Ia menambahkan bahwa setiap hari warga datang bertanya soal nasib bantuan tersebut. Ekonomi mereka makin terpuruk karena harus berusaha bangkit mandiri di tengah keterbatasan.
Bencana tak datang sekali. Setelah rumah permanen mereka hancur akibat banjir bandang, tempat penampungan sementara yang disediakan pun ikut rusak diterjang angin kencang. Warga kini hidup dalam kondisi darurat berlapis.
“Rumah sudah hancur karena banjir, sekarang huntara juga rusak karena angin kencang.
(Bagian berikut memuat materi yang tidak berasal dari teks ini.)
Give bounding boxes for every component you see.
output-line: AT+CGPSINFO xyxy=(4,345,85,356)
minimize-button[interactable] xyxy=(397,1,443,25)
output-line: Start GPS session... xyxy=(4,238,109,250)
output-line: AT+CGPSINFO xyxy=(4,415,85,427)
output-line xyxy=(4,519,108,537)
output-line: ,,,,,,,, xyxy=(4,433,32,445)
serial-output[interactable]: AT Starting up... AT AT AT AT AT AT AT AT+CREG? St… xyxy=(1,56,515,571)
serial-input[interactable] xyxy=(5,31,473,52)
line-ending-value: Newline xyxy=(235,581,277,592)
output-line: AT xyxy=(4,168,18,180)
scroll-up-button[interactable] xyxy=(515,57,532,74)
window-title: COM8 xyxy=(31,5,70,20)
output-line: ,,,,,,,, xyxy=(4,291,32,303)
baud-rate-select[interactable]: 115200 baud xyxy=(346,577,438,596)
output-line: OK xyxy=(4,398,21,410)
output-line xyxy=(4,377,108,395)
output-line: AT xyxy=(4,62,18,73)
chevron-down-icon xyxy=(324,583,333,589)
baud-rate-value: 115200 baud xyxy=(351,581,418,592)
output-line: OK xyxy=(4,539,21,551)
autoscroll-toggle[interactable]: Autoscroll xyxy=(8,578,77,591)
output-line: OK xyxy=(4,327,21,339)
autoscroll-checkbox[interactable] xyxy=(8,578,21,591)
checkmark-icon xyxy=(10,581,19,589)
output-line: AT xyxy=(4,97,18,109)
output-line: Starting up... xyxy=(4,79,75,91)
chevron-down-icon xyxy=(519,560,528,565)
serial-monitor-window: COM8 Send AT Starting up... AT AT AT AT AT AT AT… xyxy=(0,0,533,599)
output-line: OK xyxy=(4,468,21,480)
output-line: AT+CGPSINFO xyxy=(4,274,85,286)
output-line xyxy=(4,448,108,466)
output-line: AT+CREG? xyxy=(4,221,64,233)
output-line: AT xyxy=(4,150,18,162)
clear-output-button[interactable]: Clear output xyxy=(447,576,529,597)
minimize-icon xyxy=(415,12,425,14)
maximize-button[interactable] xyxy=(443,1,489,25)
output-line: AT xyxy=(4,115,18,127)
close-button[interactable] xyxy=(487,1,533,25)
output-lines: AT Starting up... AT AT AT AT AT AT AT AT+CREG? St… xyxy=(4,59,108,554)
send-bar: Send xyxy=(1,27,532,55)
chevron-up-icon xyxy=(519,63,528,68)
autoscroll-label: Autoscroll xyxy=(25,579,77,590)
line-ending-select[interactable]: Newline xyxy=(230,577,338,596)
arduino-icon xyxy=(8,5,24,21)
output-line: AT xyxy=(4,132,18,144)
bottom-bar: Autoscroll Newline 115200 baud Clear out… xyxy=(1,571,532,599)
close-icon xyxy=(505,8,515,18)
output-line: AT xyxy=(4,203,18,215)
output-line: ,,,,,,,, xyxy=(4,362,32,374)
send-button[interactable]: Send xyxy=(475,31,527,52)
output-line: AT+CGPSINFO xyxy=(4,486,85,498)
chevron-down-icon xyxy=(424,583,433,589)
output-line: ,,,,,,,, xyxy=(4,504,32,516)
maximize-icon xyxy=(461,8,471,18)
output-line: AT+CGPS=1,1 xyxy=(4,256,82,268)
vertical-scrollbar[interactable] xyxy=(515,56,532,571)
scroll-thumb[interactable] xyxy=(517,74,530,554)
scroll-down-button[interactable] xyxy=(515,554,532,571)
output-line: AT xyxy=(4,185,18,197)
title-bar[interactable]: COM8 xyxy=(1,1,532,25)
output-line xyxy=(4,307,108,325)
Kondisi masyarakat sekarang sangat memprihatinkan,” kata A’kthaillah.
Pihak gampong mendesak agar birokrasi penyaluran bantuan tidak berbelit-belit. Mereka juga meminta kepastian apakah pemerintah akan memperbaiki huntara yang rusak atau mempercepat pembangunan hunian tetap (huntap).
Hingga berita ini diturunkan, belum ada pernyataan resmi dari Badan Penanggulangan Bencana Aceh (BPBA) maupun pemerintah pusat terkait jadwal pencairan bantuan Jadup untuk warga Langkahan. Warga berharap tindak lanjut konkret segera hadir sebelum kondisi kemanusiaan semakin memburuk.